How do we find the sign of sin(a)? Here is where cross product comes into play.
First, let's define two vectors:
v1 = p1-p2
v2 = p3-p2
This means that the two vectors start at p2 and one points to p1 and the other points to p3.
Cross product is defined as:
(x1, y1, z1) x (x2, y2, z2) = (y1z2-y2z1, z1x2-z2x1, x1y2-x2y1)
Since your vectors are in 2d, then z1 and z2 are 0 and hence:
(x1, y1, 0) x (x2, y2, 0) = (0, 0, x1y2-x2y1)
That is why they call it zcross because only the z element of the product has a value other than 0.
Now, on the other hand, we know that:
||v1 x v2|| = ||v1|| * ||v2|| * abs(sin(a))

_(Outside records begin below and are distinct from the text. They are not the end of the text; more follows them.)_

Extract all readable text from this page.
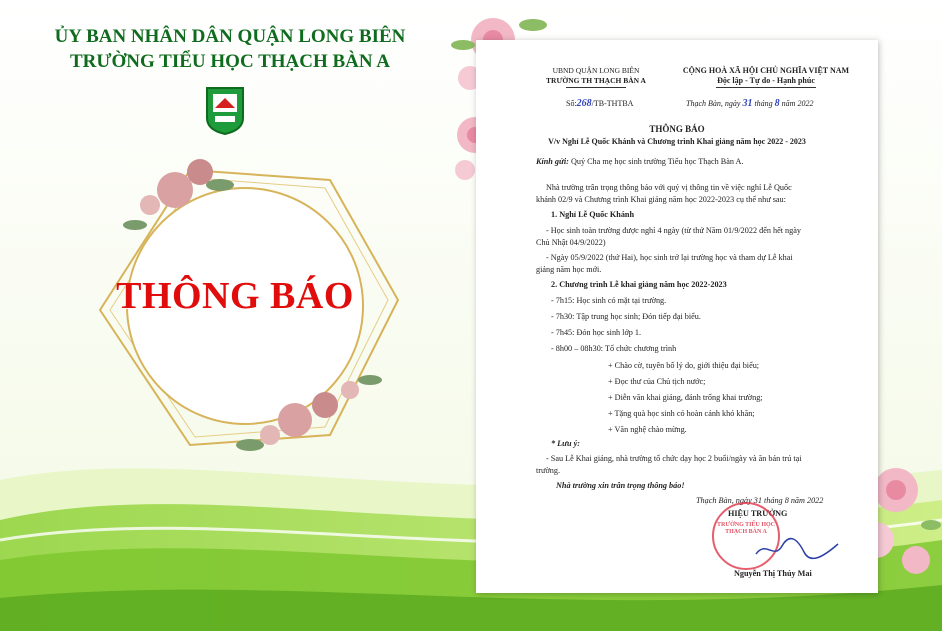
ỦY BAN NHÂN DÂN QUẬN LONG BIÊN
TRƯỜNG TIỂU HỌC THẠCH BÀN A
THÔNG BÁO
UBND QUẬN LONG BIÊN
TRƯỜNG TH THẠCH BÀN A
CỘNG HOÀ XÃ HỘI CHỦ NGHĨA VIỆT NAM
Độc lập - Tự do - Hạnh phúc
Số:268/TB-THTBA	Thạch Bàn, ngày 31 tháng 8 năm 2022
THÔNG BÁO
V/v Nghỉ Lễ Quốc Khánh và Chương trình Khai giảng năm học 2022 - 2023
Kính gửi: Quý Cha mẹ học sinh trường Tiểu học Thạch Bàn A.
Nhà trường trân trọng thông báo với quý vị thông tin về việc nghỉ Lễ Quốc
khánh 02/9 và Chương trình Khai giảng năm học 2022-2023 cụ thể như sau:
1. Nghỉ Lễ Quốc Khánh
- Học sinh toàn trường được nghỉ 4 ngày (từ thứ Năm 01/9/2022 đến hết ngày
Chủ Nhật 04/9/2022)
- Ngày 05/9/2022 (thứ Hai), học sinh trở lại trường học và tham dự Lễ khai
giảng năm học mới.
2. Chương trình Lễ khai giảng năm học 2022-2023
- 7h15: Học sinh có mặt tại trường.
- 7h30: Tập trung học sinh; Đón tiếp đại biểu.
- 7h45: Đón học sinh lớp 1.
- 8h00 – 08h30: Tổ chức chương trình
+ Chào cờ, tuyên bố lý do, giới thiệu đại biểu;
+ Đọc thư của Chủ tịch nước;
+ Diễn văn khai giảng, đánh trống khai trường;
+ Tặng quà học sinh có hoàn cảnh khó khăn;
+ Văn nghệ chào mừng.
* Lưu ý:
- Sau Lễ Khai giảng, nhà trường tổ chức dạy học 2 buổi/ngày và ăn bán trú tại
trường.
Nhà trường xin trân trọng thông báo!
Thạch Bàn, ngày 31 tháng 8 năm 2022
HIỆU TRƯỞNG
TRƯỜNG TIỂU HỌC THẠCH BÀN A
Nguyễn Thị Thúy Mai
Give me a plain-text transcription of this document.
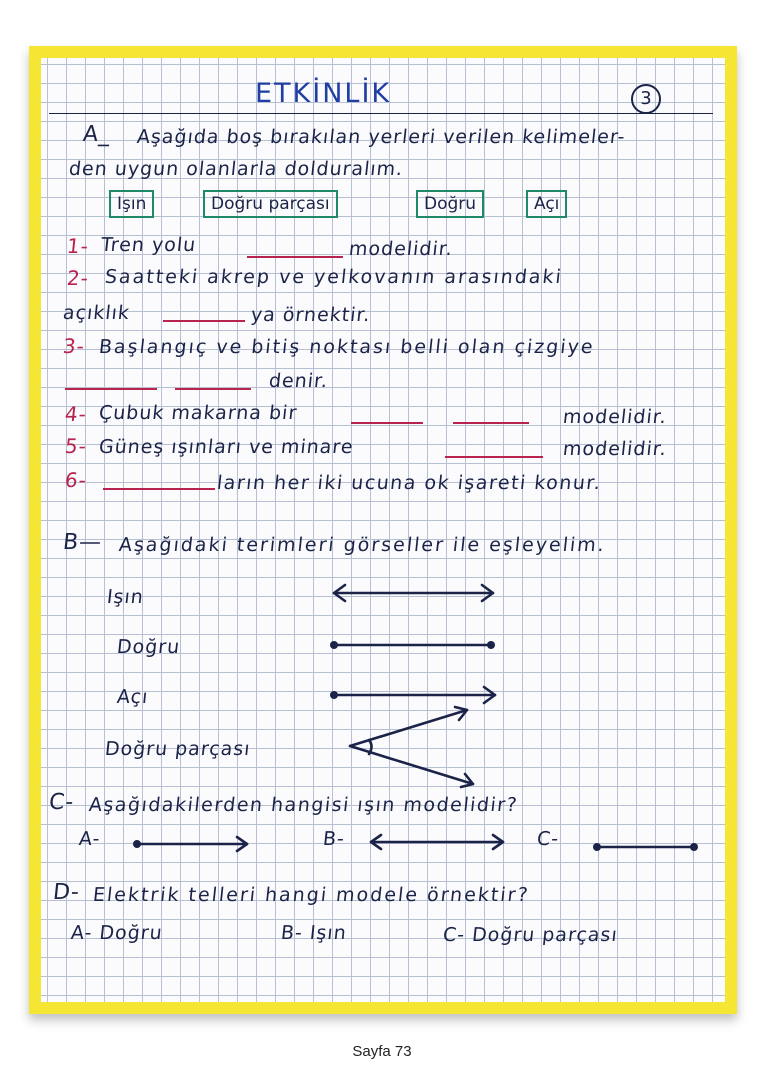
ETKİNLİK	3
A_ Aşağıda boş bırakılan yerleri verilen kelimeler-
den uygun olanlarla dolduralım.
Işın	Doğru parçası	Doğru	Açı
1- Tren yolu	modelidir.
2- Saatteki akrep ve yelkovanın arasındaki
açıklık	ya örnektir.
3- Başlangıç ve bitiş noktası belli olan çizgiye
denir.
4- Çubuk makarna bir	modelidir.
5- Güneş ışınları ve minare	modelidir.
6-	ların her iki ucuna ok işareti konur.
B— Aşağıdaki terimleri görseller ile eşleyelim.
Işın
Doğru
Açı
Doğru parçası
C- Aşağıdakilerden hangisi ışın modelidir?
A-	B-	C-
D- Elektrik telleri hangi modele örnektir?
A- Doğru	B- Işın	C- Doğru parçası
Sayfa 73
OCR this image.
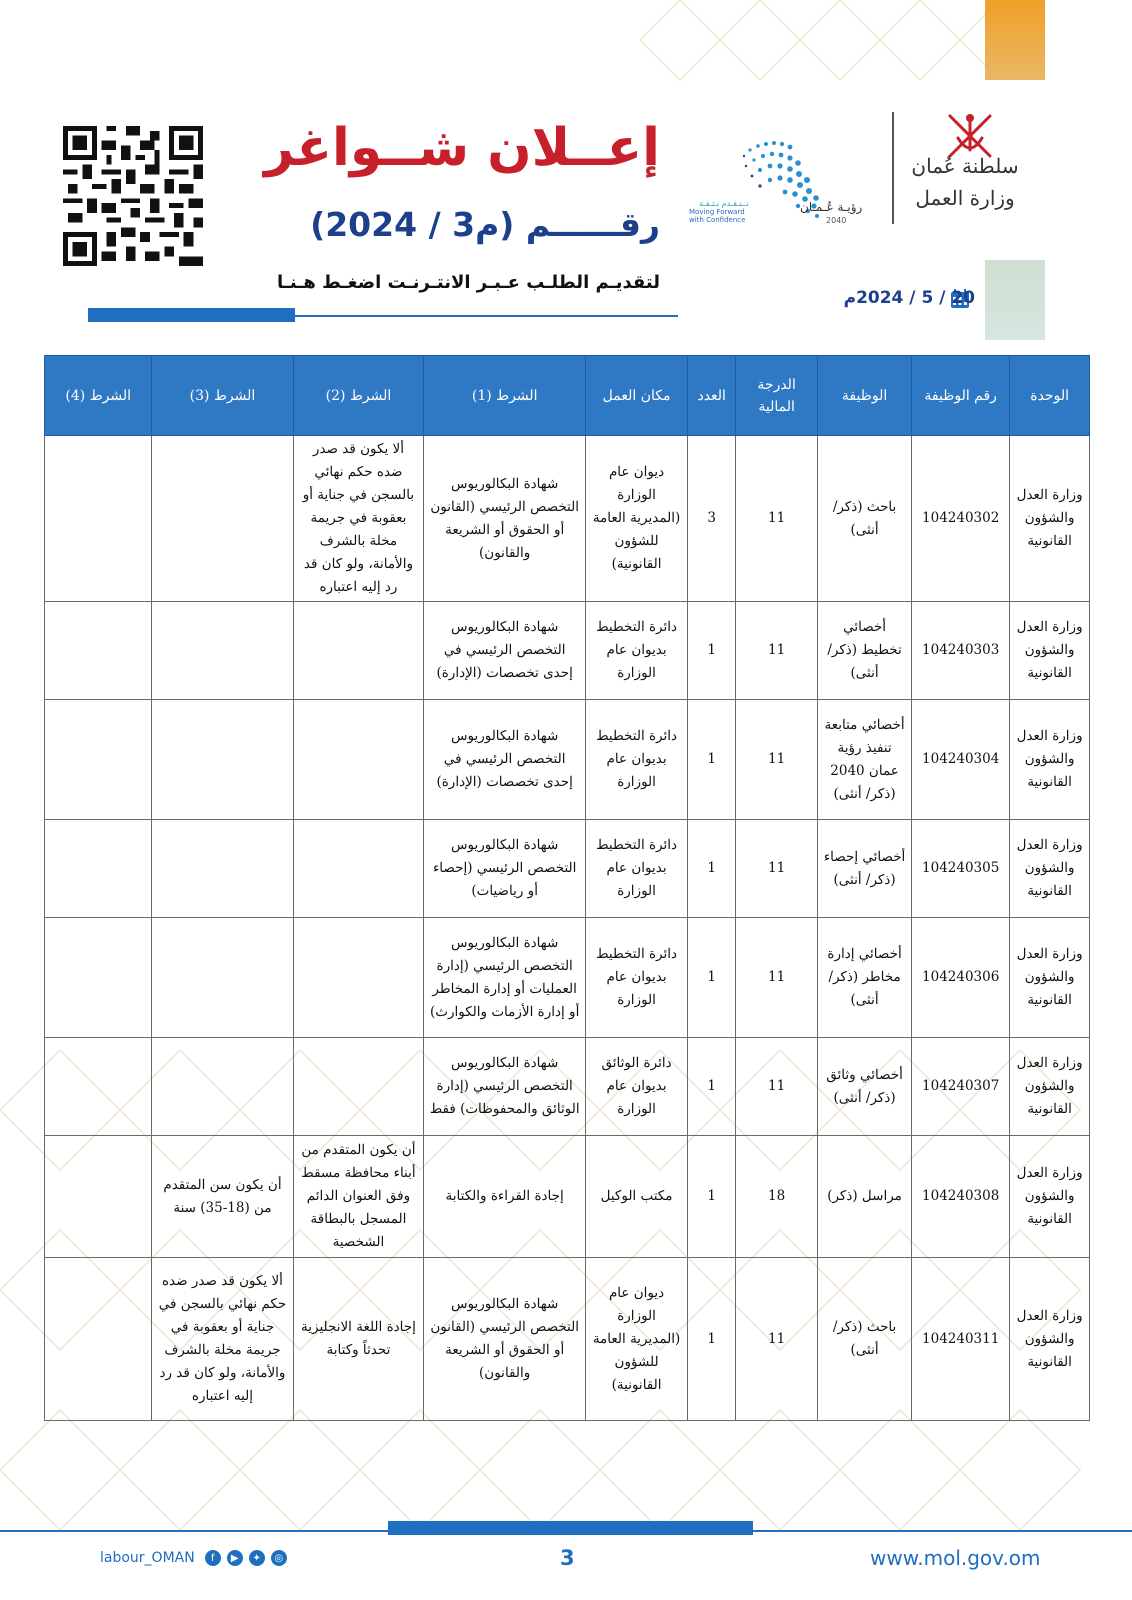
إعــلان شــواغر
رقــــــم (م3 / 2024)
لتقديـم الطلـب عـبـر الانتـرنـت اضغـط هـنـا
سلطنة عُمان
وزارة العمل
رؤيـة عُـمـان
2040
نــتـقـدم بـثـقـة
Moving Forward with Confidence
20 / 5 / 2024م
الوحدة	رقم الوظيفة	الوظيفة	الدرجة المالية	العدد	مكان العمل	الشرط (1)	الشرط (2)	الشرط (3)	الشرط (4)
وزارة العدل والشؤون القانونية	104240302	باحث (ذكر/ أنثى)	11	3	ديوان عام الوزارة (المديرية العامة للشؤون القانونية)	شهادة البكالوريوس التخصص الرئيسي (القانون أو الحقوق أو الشريعة والقانون)	ألا يكون قد صدر ضده حكم نهائي بالسجن في جناية أو بعقوبة في جريمة مخلة بالشرف والأمانة، ولو كان قد رد إليه اعتباره		
وزارة العدل والشؤون القانونية	104240303	أخصائي تخطيط (ذكر/أنثى)	11	1	دائرة التخطيط بديوان عام الوزارة	شهادة البكالوريوس التخصص الرئيسي في إحدى تخصصات (الإدارة)			
وزارة العدل والشؤون القانونية	104240304	أخصائي متابعة تنفيذ رؤية عمان 2040 (ذكر/ أنثى)	11	1	دائرة التخطيط بديوان عام الوزارة	شهادة البكالوريوس التخصص الرئيسي في إحدى تخصصات (الإدارة)			
وزارة العدل والشؤون القانونية	104240305	أخصائي إحصاء (ذكر/ أنثى)	11	1	دائرة التخطيط بديوان عام الوزارة	شهادة البكالوريوس التخصص الرئيسي (إحصاء أو رياضيات)			
وزارة العدل والشؤون القانونية	104240306	أخصائي إدارة مخاطر (ذكر/ أنثى)	11	1	دائرة التخطيط بديوان عام الوزارة	شهادة البكالوريوس التخصص الرئيسي (إدارة العمليات أو إدارة المخاطر أو إدارة الأزمات والكوارث)			
وزارة العدل والشؤون القانونية	104240307	أخصائي وثائق (ذكر/ أنثى)	11	1	دائرة الوثائق بديوان عام الوزارة	شهادة البكالوريوس التخصص الرئيسي (إدارة الوثائق والمحفوظات) فقط			
وزارة العدل والشؤون القانونية	104240308	مراسل (ذكر)	18	1	مكتب الوكيل	إجادة القراءة والكتابة	أن يكون المتقدم من أبناء محافظة مسقط وفق العنوان الدائم المسجل بالبطاقة الشخصية	أن يكون سن المتقدم من (18-35) سنة	
وزارة العدل والشؤون القانونية	104240311	باحث (ذكر/ أنثى)	11	1	ديوان عام الوزارة (المديرية العامة للشؤون القانونية)	شهادة البكالوريوس التخصص الرئيسي (القانون أو الحقوق أو الشريعة والقانون)	إجادة اللغة الانجليزية تحدثاً وكتابة	ألا يكون قد صدر ضده حكم نهائي بالسجن في جناية أو بعقوبة في جريمة مخلة بالشرف والأمانة، ولو كان قد رد إليه اعتباره	
www.mol.gov.om
3
labour_OMAN	f	▶	✦	◎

where ||v|| is the norm (size) of vector v. Also, we know that if the angle a is less than 180, then v1 x v2 will point upwards (right hand rule), while if it is larger than 180 it will point down. So in your special case:
(v1 x v2).z = ||v1|| * ||v2|| * sin(a)
Simply put, if the z value of v1 x v2 is positive, then a is smaller than 180. If it is negative, then it's bigger (The z value was x1y2-x2y1). If the cross product is 0, then the two vectors are parallel and the angle is either 0 or 180, depending on whether the two vectors have respectively same or opposite direction.